Je suis sûr que c’était juste de la pêche à la traîne historique entre deux groupes de fans dans un derby imprégné de tradition, mais c’était en quelque sorte approprié. Parce que l’Inter n’a rien à voir avec un serpent cette saison. Ils ont gagné plus qu’ils n’ont perdu, bien sûr, mais lorsqu’ils ont perdu des points, ils ressemblaient plus à ces gros chiens encombrants qui aboient et grognent agressivement, finissant par s’épuiser et gémir lorsqu’ils sont mis au défi. C’est un thème courant: jouer dur et bien jouer pendant une heure ou plus, puis s’effondrer tard, laissant des points en cours de route.

– Replay: Stream Inter Milan 4-2 AC Milan (États-Unis uniquement)

Le derby de dimanche était le contraire. Ils étaient serpentins. Nous avons vu l’Inter se faufiler et se faire marcher dans une première mi-temps palpitante qui a vu Milan piétiner sur eux. C’était 2-0 à la mi-temps et cela aurait pu être plus. Ce n’était pas seulement une question de score: Daniele Padelli, remplaçant Samir Handanovic entre les poteaux, était en faute sur les deux buts tandis que Diego Godin, remplaçant pour Alessandro Bastoni suspendu, a été malmené par Zlatan Ibrahimovic sur le deuxième but. . Un autre remplaçant, Alexis Sanchez (il faisait partie du Lautaro Martinez interdit) n’a pas réussi à établir de lien avec Romelu Lukaku.

L’Inter Milan a réalisé dimanche une performance classique de deux mi-temps contre son rival l’AC Milan, transformant un déficit de 2-0 à la mi-temps en une victoire 4-2. Claudio Villa – Inter / Inter via Getty Images

Après la pause, c’était une toute autre histoire. L’Inter a canalisé ses Berzerkers intérieurs au début de la seconde mi-temps, égalisant d’abord avec une frappe vicieuse de Marcelo Brozovic puis avec Matias Vecino après que Sanchez ait battu la ligne de hors-jeu. Momentum siffla dans l’autre sens comme une toilette d’avion. Milan n’a pas eu de réponse et à 20 minutes de la fin, une tête de plongée spectaculaire de l’immense Stefan de Vrij a donné l’avantage à l’Inter.

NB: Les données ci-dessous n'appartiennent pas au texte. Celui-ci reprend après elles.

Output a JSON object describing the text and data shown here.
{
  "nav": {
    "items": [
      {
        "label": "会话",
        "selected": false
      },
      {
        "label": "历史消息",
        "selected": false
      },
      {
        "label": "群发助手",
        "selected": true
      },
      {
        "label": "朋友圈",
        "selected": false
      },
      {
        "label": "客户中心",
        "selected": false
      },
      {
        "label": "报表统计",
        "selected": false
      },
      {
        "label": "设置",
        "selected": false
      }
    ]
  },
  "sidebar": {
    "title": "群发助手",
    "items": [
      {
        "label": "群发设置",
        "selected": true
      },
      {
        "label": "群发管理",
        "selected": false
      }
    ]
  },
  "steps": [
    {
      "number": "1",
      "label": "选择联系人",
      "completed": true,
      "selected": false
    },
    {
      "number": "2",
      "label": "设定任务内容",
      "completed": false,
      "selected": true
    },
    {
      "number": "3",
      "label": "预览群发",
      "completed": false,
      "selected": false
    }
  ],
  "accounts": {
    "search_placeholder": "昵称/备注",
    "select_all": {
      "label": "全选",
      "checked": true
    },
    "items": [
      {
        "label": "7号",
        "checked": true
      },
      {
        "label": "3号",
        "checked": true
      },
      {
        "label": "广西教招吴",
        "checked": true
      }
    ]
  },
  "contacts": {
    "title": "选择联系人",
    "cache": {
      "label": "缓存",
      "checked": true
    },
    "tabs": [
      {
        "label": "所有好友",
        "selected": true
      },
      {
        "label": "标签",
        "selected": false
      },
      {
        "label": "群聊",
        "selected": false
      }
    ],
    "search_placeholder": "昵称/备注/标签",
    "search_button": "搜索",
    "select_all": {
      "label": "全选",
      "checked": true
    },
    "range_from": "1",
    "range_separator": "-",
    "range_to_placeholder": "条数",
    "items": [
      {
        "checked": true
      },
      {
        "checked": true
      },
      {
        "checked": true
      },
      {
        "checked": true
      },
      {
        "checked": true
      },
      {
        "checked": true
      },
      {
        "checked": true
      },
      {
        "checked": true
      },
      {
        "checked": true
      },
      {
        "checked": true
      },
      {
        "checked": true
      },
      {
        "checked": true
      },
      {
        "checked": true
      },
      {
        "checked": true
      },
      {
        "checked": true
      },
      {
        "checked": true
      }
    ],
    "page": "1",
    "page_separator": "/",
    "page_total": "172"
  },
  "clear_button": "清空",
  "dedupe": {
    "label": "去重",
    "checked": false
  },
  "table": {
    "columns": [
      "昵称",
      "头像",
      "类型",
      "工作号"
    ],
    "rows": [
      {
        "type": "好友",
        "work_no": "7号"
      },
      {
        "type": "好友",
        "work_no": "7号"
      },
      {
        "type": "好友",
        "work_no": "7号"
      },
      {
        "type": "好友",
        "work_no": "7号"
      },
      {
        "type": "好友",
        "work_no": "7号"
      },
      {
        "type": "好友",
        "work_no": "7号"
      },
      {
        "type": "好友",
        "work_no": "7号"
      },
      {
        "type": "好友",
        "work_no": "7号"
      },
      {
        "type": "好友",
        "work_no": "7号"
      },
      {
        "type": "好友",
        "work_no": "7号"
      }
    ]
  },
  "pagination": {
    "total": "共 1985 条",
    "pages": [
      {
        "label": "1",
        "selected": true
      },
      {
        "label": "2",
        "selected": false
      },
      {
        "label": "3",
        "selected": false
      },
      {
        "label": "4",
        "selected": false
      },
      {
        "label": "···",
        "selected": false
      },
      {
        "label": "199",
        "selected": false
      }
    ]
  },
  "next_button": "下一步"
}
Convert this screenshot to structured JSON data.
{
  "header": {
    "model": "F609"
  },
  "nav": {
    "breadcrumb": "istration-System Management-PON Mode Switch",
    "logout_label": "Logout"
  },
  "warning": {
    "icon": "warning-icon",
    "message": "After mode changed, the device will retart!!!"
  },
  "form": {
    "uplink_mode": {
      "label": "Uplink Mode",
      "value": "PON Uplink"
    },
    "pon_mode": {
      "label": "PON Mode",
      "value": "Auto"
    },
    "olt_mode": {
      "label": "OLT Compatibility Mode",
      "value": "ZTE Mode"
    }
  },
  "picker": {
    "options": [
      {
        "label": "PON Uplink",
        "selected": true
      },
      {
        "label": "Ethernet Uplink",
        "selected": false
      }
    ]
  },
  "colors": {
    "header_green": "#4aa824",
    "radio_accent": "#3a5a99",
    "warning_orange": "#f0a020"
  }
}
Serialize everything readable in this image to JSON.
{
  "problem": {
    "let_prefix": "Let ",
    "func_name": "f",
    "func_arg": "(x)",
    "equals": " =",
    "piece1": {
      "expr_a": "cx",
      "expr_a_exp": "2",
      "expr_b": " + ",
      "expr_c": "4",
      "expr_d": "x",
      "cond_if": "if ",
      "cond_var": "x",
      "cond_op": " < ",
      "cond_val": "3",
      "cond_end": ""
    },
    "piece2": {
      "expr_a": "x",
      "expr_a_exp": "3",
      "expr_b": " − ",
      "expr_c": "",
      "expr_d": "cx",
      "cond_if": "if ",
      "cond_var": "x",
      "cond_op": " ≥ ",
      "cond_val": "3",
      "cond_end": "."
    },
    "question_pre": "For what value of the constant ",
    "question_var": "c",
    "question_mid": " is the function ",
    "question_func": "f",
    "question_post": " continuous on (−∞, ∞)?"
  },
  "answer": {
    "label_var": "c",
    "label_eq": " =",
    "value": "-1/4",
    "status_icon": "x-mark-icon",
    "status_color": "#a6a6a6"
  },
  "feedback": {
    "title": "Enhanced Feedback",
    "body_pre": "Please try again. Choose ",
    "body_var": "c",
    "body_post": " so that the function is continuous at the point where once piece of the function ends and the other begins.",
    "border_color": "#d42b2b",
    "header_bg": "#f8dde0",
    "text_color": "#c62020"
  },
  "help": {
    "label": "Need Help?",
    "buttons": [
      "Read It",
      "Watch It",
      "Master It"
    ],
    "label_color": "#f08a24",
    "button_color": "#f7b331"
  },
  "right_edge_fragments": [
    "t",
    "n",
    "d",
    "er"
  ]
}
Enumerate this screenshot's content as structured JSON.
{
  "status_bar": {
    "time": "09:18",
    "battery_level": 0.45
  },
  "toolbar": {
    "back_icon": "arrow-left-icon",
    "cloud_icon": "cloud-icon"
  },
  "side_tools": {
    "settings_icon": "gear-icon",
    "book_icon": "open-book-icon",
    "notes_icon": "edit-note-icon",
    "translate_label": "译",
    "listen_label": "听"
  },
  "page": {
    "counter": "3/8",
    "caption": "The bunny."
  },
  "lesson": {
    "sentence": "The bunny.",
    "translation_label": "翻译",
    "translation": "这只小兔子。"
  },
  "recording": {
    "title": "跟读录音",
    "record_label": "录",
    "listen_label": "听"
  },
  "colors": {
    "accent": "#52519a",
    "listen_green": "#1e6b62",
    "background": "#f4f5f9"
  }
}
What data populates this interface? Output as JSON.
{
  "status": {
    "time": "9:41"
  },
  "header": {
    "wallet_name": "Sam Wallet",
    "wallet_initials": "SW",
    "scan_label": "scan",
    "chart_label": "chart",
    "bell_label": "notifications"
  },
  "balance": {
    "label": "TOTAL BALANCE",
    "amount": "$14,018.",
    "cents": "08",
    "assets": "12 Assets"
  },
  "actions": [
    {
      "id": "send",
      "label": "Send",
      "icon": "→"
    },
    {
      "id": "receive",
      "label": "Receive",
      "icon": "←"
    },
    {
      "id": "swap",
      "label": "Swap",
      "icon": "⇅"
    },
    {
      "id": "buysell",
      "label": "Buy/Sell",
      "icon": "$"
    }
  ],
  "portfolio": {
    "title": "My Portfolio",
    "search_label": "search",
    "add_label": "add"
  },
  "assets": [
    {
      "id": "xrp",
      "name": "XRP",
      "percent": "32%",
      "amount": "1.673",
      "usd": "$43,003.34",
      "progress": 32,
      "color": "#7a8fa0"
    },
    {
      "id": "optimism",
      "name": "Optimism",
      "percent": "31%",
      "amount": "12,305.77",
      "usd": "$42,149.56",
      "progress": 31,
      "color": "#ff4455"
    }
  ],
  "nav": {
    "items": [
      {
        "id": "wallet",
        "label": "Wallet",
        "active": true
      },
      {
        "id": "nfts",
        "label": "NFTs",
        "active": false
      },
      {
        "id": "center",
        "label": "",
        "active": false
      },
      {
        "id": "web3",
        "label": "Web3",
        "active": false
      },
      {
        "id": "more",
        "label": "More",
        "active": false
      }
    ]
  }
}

Jeu terminé? Non, car il était encore temps pour Christian Eriksen de se détacher et d’envoyer un coup franc d’un autre monde pour les boiseries, il était temps pour Ibrahimovic de faire vibrer les boiseries et le Milan Skriniar dans la même pièce et, bien sûr, il était temps pour Lukaku d’ajouter un quatrième en temps de poubelle pour une victoire de 4-2.

C’était un spectacle, c’était à couper le souffle, c’était le showtime pour les 75 000 à San Siro et les dizaines de millions de spectateurs à travers le monde. Et cela a laissé l’Inter au niveau des points avec la Juve et avec une vigueur et une conviction renouvelées.

Lorsqu’on lui a demandé s’il pensait que l’Inter était une équipe digne d’un titre, Ibrahimovic était court et adorable. « Non », a-t-il dit avant de s’éloigner. Mais à certains égards, le fait qu’il ait donné une réponse aussi directe plutôt que de se cacher derrière les platitudes et les clichés habituels suggère que, dans ce cas, cela ne veut pas dire oui.

jouer

1:05

Craig Burley dit que la capacité d’Antonio Conte à obtenir une réaction des joueurs est la raison pour laquelle l’Inter est au sommet de la Serie A.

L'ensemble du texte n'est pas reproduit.